Problem
I have a very large data file full of movie ratings that I am looking at for work. I wanted to do this in a clean and very effective manner. The ratings file contains on a per column by column basis:
userID, movieID, rating…
I have parsed the files, and I am now trying to compute cosine similarity of all 100,000 ratings for each movie. Thus, I’m using an ADT Hashmap to store the values of the ratings of each movie as follows HashMap. For each 1000 or so movie, I’m to compute the cosine Similarity. This is what i have done so far, what do you guys think?
import java.util.*;
import java.io.*;
public class MovieRatingParser {
static HashMap<String, Double> ratings = new HashMap<>();
public void parseMovieFile() throws FileNotFoundException, IOException {
//Create an ArrayList to store movies
ArrayList<Movie> movies = new ArrayList<Movie>();
try {
//Create a buffered file reader for FileReader to read in movies.dat
BufferedReader br = new BufferedReader(new FileReader("movies.dat"));
String readFile = br.readLine();
while (readFile != null) {
//Use String split delimiter to load each movie one by one
//File delimiter is “\|"
String[] tokenDelimiter = readFile.split("\|");
String movieID = tokenDelimiter[0];
String movieTitle = tokenDelimiter[1];
Movie movieToAdd = new Movie(movieID, movieTitle);
movies.add(movieToAdd);
readFile = br.readLine();
}
br.close();
} catch (FileNotFoundException e) {
System.out.println("file was not Found!");
}
System.out.println("==============================================");
}
public static void parseRatingFile() throws FileNotFoundException, IOException{
try {
BufferedReader br = new BufferedReader(new FileReader("ratings.dat"));
String readFile = br.readLine();
while (readFile != null) {
String[] tokenDelimiter = readFile.split("\|");
String userID = tokenDelimiter[0];
String movieID = tokenDelimiter[1];
double rating = Double.parseDouble(tokenDelimiter[2]);
ratings.put(movieID, rating);
readFile = br.readLine();
}
br.close();
} catch (FileNotFoundException e) {
System.out.println("File was not Found!");
}
}
public static double computeCosineSimilarity(HashMap<String, Double> movieA, HashMap<String, Double> movieB) {
double dotProduct = 0.0;
double normA = 0.0;
double normB = 0.0;
parseRatingFile();
for (int j = 0; j < ratings.size(); j++) {
movieA.put(ratings.get(3), ratings.values());
}
for (int i = 0; i < movieA.size(); i++) {
dotProduct += movieA[i] * movieB[i];
normA += Math.pow(movieA[i], 2);
normB += Math.pow(movieB[i], 2);
}
return dotProduct / (Math.sqrt(normA) * Math.sqrt(normB));
}
}
What can I do to improve the code? It looks very sloppy.
Solution
I’m not familiar with the algorithm you’ve implemented. So I cannot point to improvements there. But some things in the code can be enhanced.
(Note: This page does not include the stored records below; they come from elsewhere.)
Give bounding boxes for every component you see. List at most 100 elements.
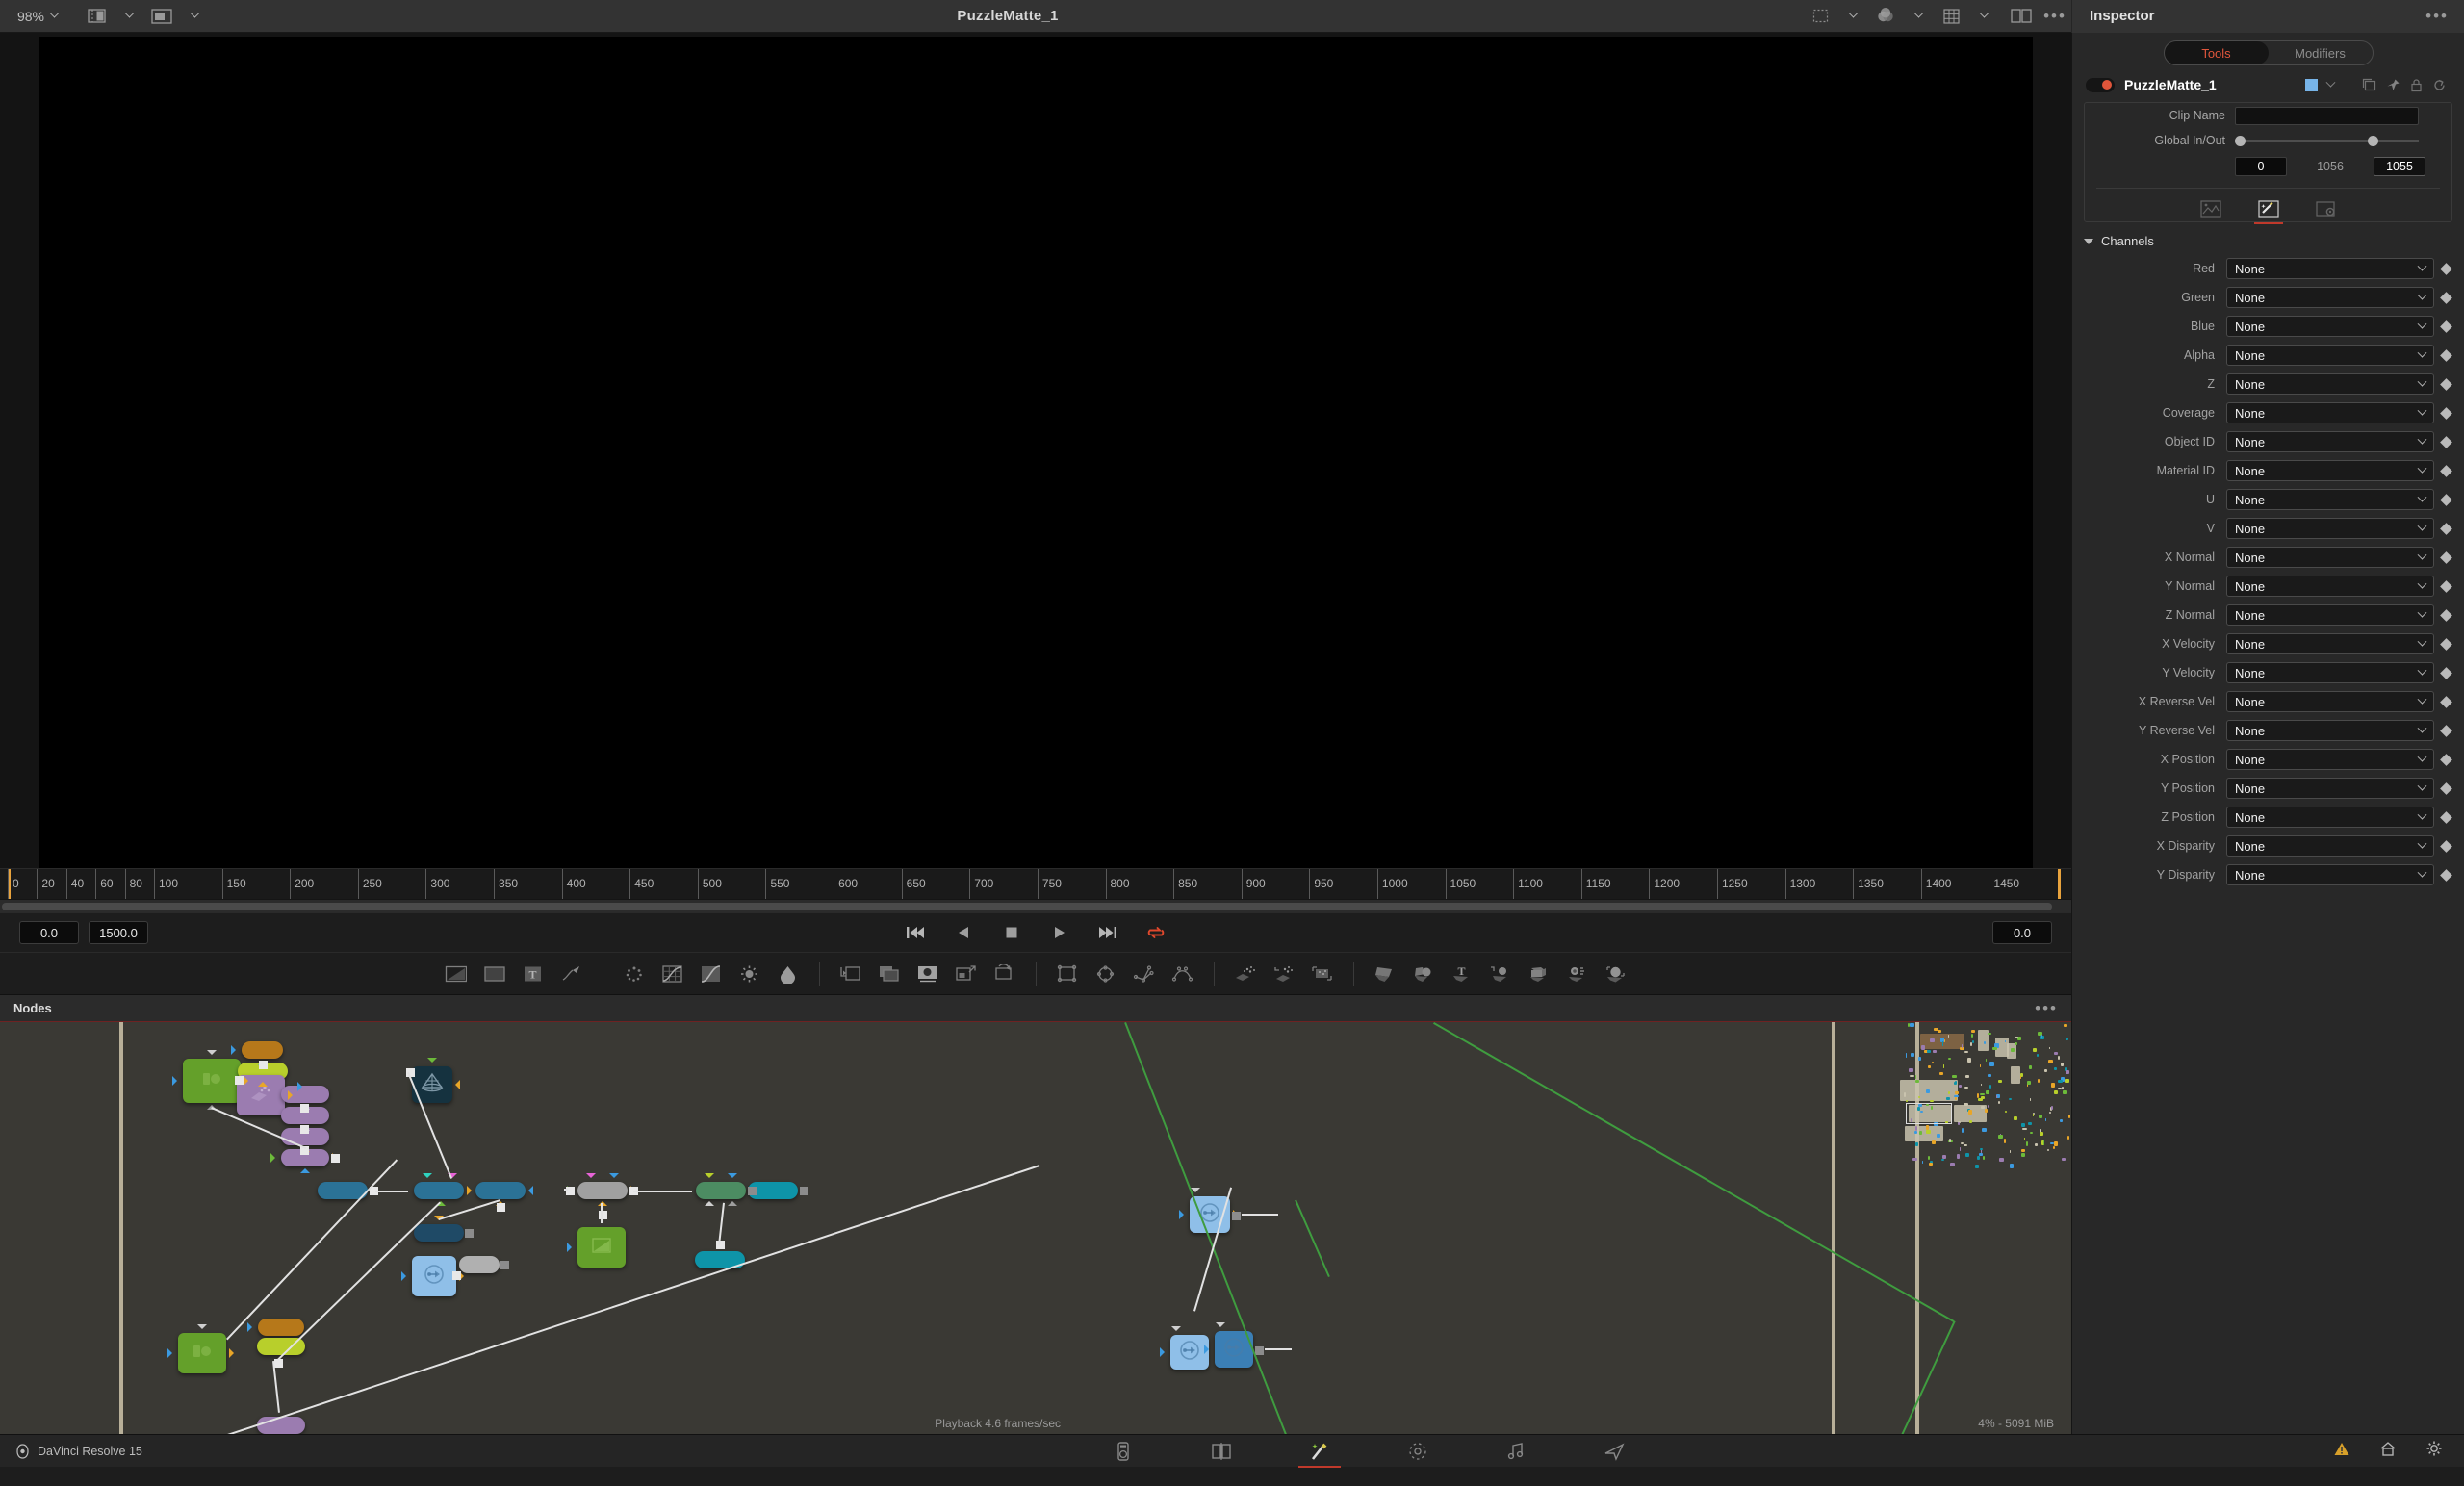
viewer-canvas[interactable] — [38, 37, 2033, 868]
connection-handle[interactable] — [452, 1271, 461, 1280]
channel-select[interactable]: None — [2226, 720, 2434, 741]
keyframe-diamond-icon[interactable] — [2440, 292, 2452, 304]
tool-bar-grey-2[interactable] — [578, 1182, 628, 1199]
connection-handle[interactable] — [1255, 1346, 1264, 1355]
node-port[interactable] — [598, 1201, 607, 1206]
channel-select[interactable]: None — [2226, 576, 2434, 597]
keyframe-diamond-icon[interactable] — [2440, 523, 2452, 535]
node-port[interactable] — [244, 1076, 248, 1086]
connection-handle[interactable] — [599, 1211, 607, 1219]
node-port[interactable] — [258, 1082, 268, 1087]
tool-bar-violet-5[interactable] — [257, 1417, 305, 1434]
node-port[interactable] — [167, 1348, 172, 1358]
timeline-scrollbar[interactable] — [0, 899, 2071, 912]
channel-select[interactable]: None — [2226, 431, 2434, 452]
connection-handle[interactable] — [235, 1076, 244, 1085]
global-out-knob[interactable] — [2368, 136, 2378, 146]
channel-select[interactable]: None — [2226, 373, 2434, 395]
fairlight-page[interactable] — [1487, 1435, 1545, 1468]
grid-icon[interactable] — [1935, 9, 1967, 24]
home-icon[interactable] — [2379, 1441, 2397, 1462]
keyframe-diamond-icon[interactable] — [2440, 638, 2452, 651]
matte-control-node-icon[interactable] — [909, 959, 947, 989]
keyframe-diamond-icon[interactable] — [2440, 407, 2452, 420]
jump-to-end-button[interactable] — [1097, 924, 1118, 941]
polygon-mask-icon[interactable] — [1125, 959, 1164, 989]
reset-icon[interactable] — [2432, 78, 2447, 92]
node-port[interactable] — [297, 1082, 302, 1091]
connection-handle[interactable] — [748, 1187, 757, 1195]
keyframe-diamond-icon[interactable] — [2440, 320, 2452, 333]
connection-handle[interactable] — [566, 1187, 575, 1195]
viewer-zoom-control[interactable]: 98% — [0, 0, 75, 32]
transform-node-icon[interactable] — [947, 959, 986, 989]
keyframe-diamond-icon[interactable] — [2440, 465, 2452, 477]
clip-name-input[interactable] — [2235, 107, 2419, 125]
keyframe-diamond-icon[interactable] — [2440, 725, 2452, 737]
connection-handle[interactable] — [300, 1125, 309, 1134]
node-port[interactable] — [528, 1186, 533, 1195]
merge-3d-icon[interactable] — [1481, 959, 1520, 989]
tab-tools[interactable]: Tools — [2165, 41, 2269, 64]
particle-source-icon[interactable] — [1265, 959, 1303, 989]
text-node-icon[interactable]: T — [514, 959, 552, 989]
channel-select[interactable]: None — [2226, 778, 2434, 799]
chevron-down-icon[interactable] — [1836, 13, 1869, 19]
node-port[interactable] — [567, 1243, 572, 1252]
nodes-more-options-icon[interactable]: ••• — [2035, 999, 2058, 1018]
chevron-down-icon[interactable] — [1967, 13, 2000, 19]
step-back-button[interactable] — [953, 924, 974, 941]
node-port[interactable] — [586, 1173, 596, 1178]
node-port[interactable] — [705, 1173, 714, 1178]
node-port[interactable] — [231, 1045, 236, 1055]
node-port[interactable] — [728, 1173, 737, 1178]
bspline-mask-icon[interactable] — [1164, 959, 1202, 989]
renderer-3d-icon[interactable] — [1597, 959, 1635, 989]
connection-handle[interactable] — [500, 1261, 509, 1269]
keyframe-diamond-icon[interactable] — [2440, 580, 2452, 593]
node-port[interactable] — [427, 1058, 437, 1063]
channels-section-header[interactable]: Channels — [2072, 222, 2464, 254]
node-port[interactable] — [229, 1348, 234, 1358]
saver-bar-orange-1[interactable] — [242, 1041, 283, 1059]
brightness-contrast-node-icon[interactable] — [731, 959, 769, 989]
keyframe-diamond-icon[interactable] — [2440, 754, 2452, 766]
loader-node-green-1[interactable] — [183, 1059, 241, 1103]
ellipse-mask-icon[interactable] — [1087, 959, 1125, 989]
node-port[interactable] — [455, 1080, 460, 1089]
keyframe-diamond-icon[interactable] — [2440, 551, 2452, 564]
node-port[interactable] — [423, 1173, 432, 1178]
channel-select[interactable]: None — [2226, 633, 2434, 654]
inspector-more-options-icon[interactable]: ••• — [2426, 7, 2464, 26]
channel-select[interactable]: None — [2226, 547, 2434, 568]
tab-modifiers[interactable]: Modifiers — [2269, 41, 2373, 64]
global-in-field[interactable]: 0 — [2235, 157, 2287, 176]
channel-select[interactable]: None — [2226, 402, 2434, 423]
connection-handle[interactable] — [331, 1154, 340, 1163]
keyframe-diamond-icon[interactable] — [2440, 869, 2452, 882]
viewer-layout-icon[interactable] — [145, 9, 178, 24]
node-port[interactable] — [705, 1201, 714, 1206]
connection-handle[interactable] — [497, 1203, 505, 1212]
channel-select[interactable]: None — [2226, 662, 2434, 683]
merge-node-blue-r2[interactable] — [1170, 1335, 1209, 1370]
global-out-field[interactable]: 1055 — [2374, 157, 2426, 176]
channel-select[interactable]: None — [2226, 518, 2434, 539]
node-graph-canvas[interactable]: Playback 4.6 frames/sec 4% - 5091 MiB — [0, 1022, 2071, 1434]
node-port[interactable] — [288, 1090, 293, 1100]
node-port[interactable] — [1160, 1347, 1165, 1357]
chevron-down-icon[interactable] — [1902, 13, 1935, 19]
channel-select[interactable]: None — [2226, 489, 2434, 510]
deliver-page[interactable] — [1585, 1435, 1643, 1468]
lock-icon[interactable] — [2410, 78, 2423, 92]
channel-select[interactable]: None — [2226, 258, 2434, 279]
shape-3d-icon[interactable] — [1404, 959, 1443, 989]
keyframe-diamond-icon[interactable] — [2440, 349, 2452, 362]
color-page[interactable] — [1389, 1435, 1447, 1468]
keyframe-diamond-icon[interactable] — [2440, 494, 2452, 506]
channel-select[interactable]: None — [2226, 691, 2434, 712]
chevron-down-icon[interactable] — [178, 13, 211, 19]
channel-select[interactable]: None — [2226, 835, 2434, 857]
dissolve-node-icon[interactable] — [870, 959, 909, 989]
keyframe-diamond-icon[interactable] — [2440, 263, 2452, 275]
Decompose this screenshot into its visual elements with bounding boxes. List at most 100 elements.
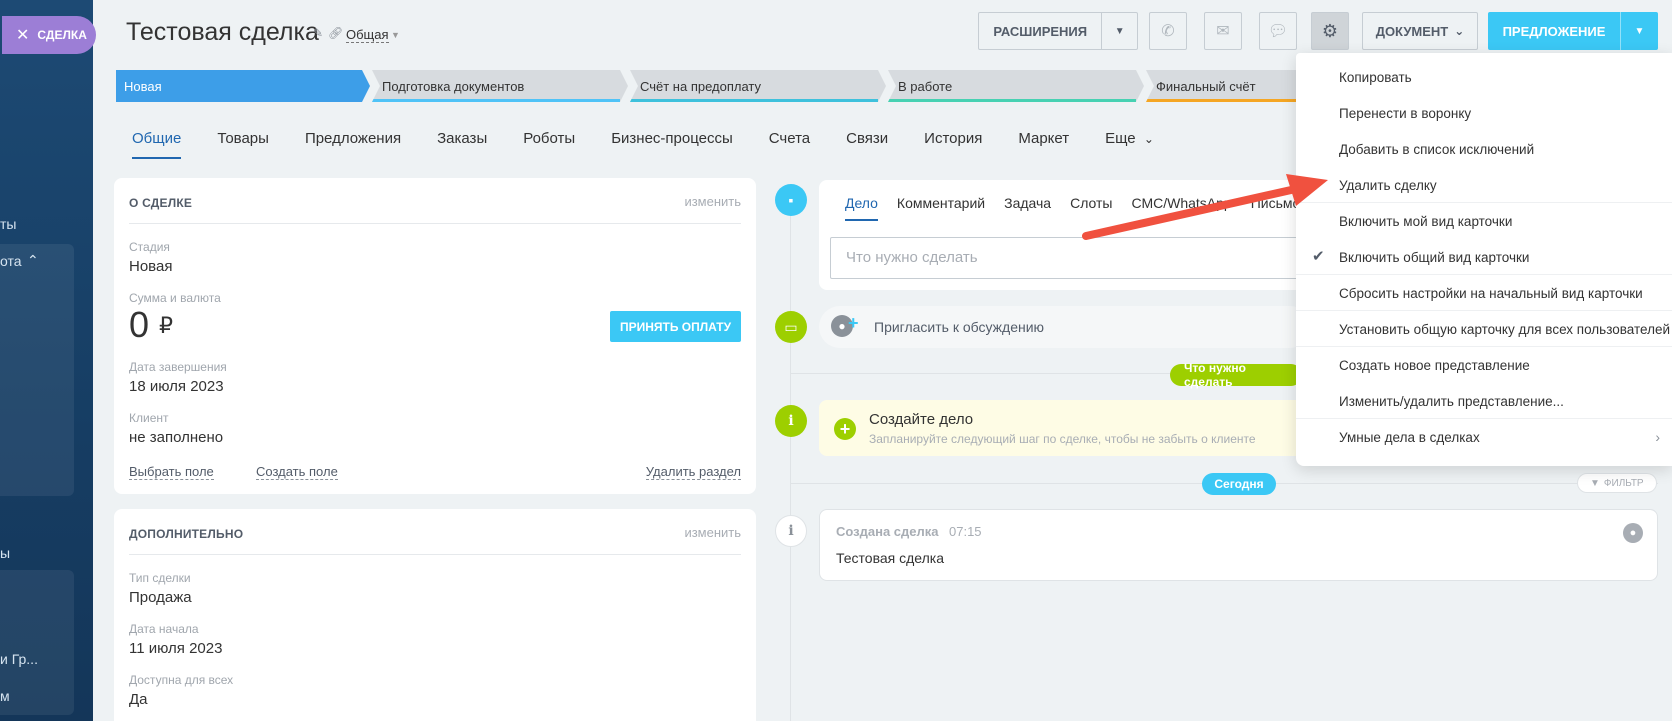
field-value: Продажа: [129, 589, 192, 606]
sidebar-text[interactable]: ота: [0, 253, 22, 269]
field-label: Тип сделки: [129, 571, 191, 585]
chat-button[interactable]: 💬︎: [1259, 12, 1297, 50]
gear-icon: ⚙: [1321, 20, 1339, 41]
offer-button[interactable]: ПРЕДЛОЖЕНИЕ ▼: [1488, 12, 1658, 50]
filter-icon: ▼: [1590, 477, 1600, 489]
field-value: не заполнено: [129, 429, 224, 446]
chevron-right-icon: ›: [1655, 429, 1660, 445]
page-title: Тестовая сделка: [126, 18, 319, 46]
plus-icon: +: [848, 313, 859, 333]
create-activity-card[interactable]: [819, 400, 1311, 456]
edit-link[interactable]: изменить: [684, 194, 741, 209]
menu-item-reset-card-view[interactable]: Сбросить настройки на начальный вид карт…: [1339, 286, 1643, 301]
mail-icon: ✉: [1216, 23, 1230, 40]
chevron-down-icon[interactable]: ▼: [1101, 13, 1137, 49]
info-dot-icon: i: [775, 515, 807, 547]
currency-symbol: ₽: [159, 313, 174, 338]
stage-prepay-invoice[interactable]: Счёт на предоплату: [630, 70, 886, 102]
tab-robots[interactable]: Роботы: [523, 130, 575, 159]
category-selector[interactable]: Общая: [346, 28, 389, 43]
info-dot-icon: i: [775, 405, 807, 437]
stage-color-bar: [888, 99, 1136, 102]
menu-item-common-card-view[interactable]: Включить общий вид карточки: [1339, 250, 1529, 265]
tab-more-label: Еще: [1105, 130, 1136, 147]
add-circle-icon[interactable]: +: [834, 418, 856, 440]
arrow-shaft: [1082, 184, 1304, 240]
timeline-line: [790, 200, 791, 721]
create-activity-title: Создайте дело: [869, 411, 974, 428]
divider: [129, 223, 741, 224]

Use informative error messages. For instance, instead of:
...
} catch (FileNotFoundException e) {
System.out.println("file was not Found!");
}
...
consider something like:
...
} catch (FileNotFoundException e) {
String detailedMessage =
format("File [%s] was not found. Reason was [%s]!", "movies.dat", e.getMessage());
// BTW "movies.dat" can be extracted into constant.
System.out.println(detailedMessage);
}
...
In the latter snippet you can see that error message includes detailed info about what really happened. And please note []
that surround variable data: such placeholders not only help to see corner cases in log (for example, when empty name of input file was specified by mistake) but do grep
(or any other text search) efficiently.
Consider try-with-resources. That will reduce amount of boilerplate code when dealing with readers.
Move parsing logic, e.g.:
...
String[] tokenDelimiter = readFile.split("\|");
String userID = tokenDelimiter[0];
String movieID = tokenDelimiter[1];
double rating = Double.parseDouble(tokenDelimiter[2]);
...
into separate helper method like it’s already done for computeCosineSimilarity()
.
After all “little” improvements are done you will see the code more clearly. Then you can concentrate on the algorithm (e.g. on pure logic), add checks for corner cases (like empty input file), use strict math for floating point numbers, handle encoding of input files gracefully, improve overall processing speed for large files, etc.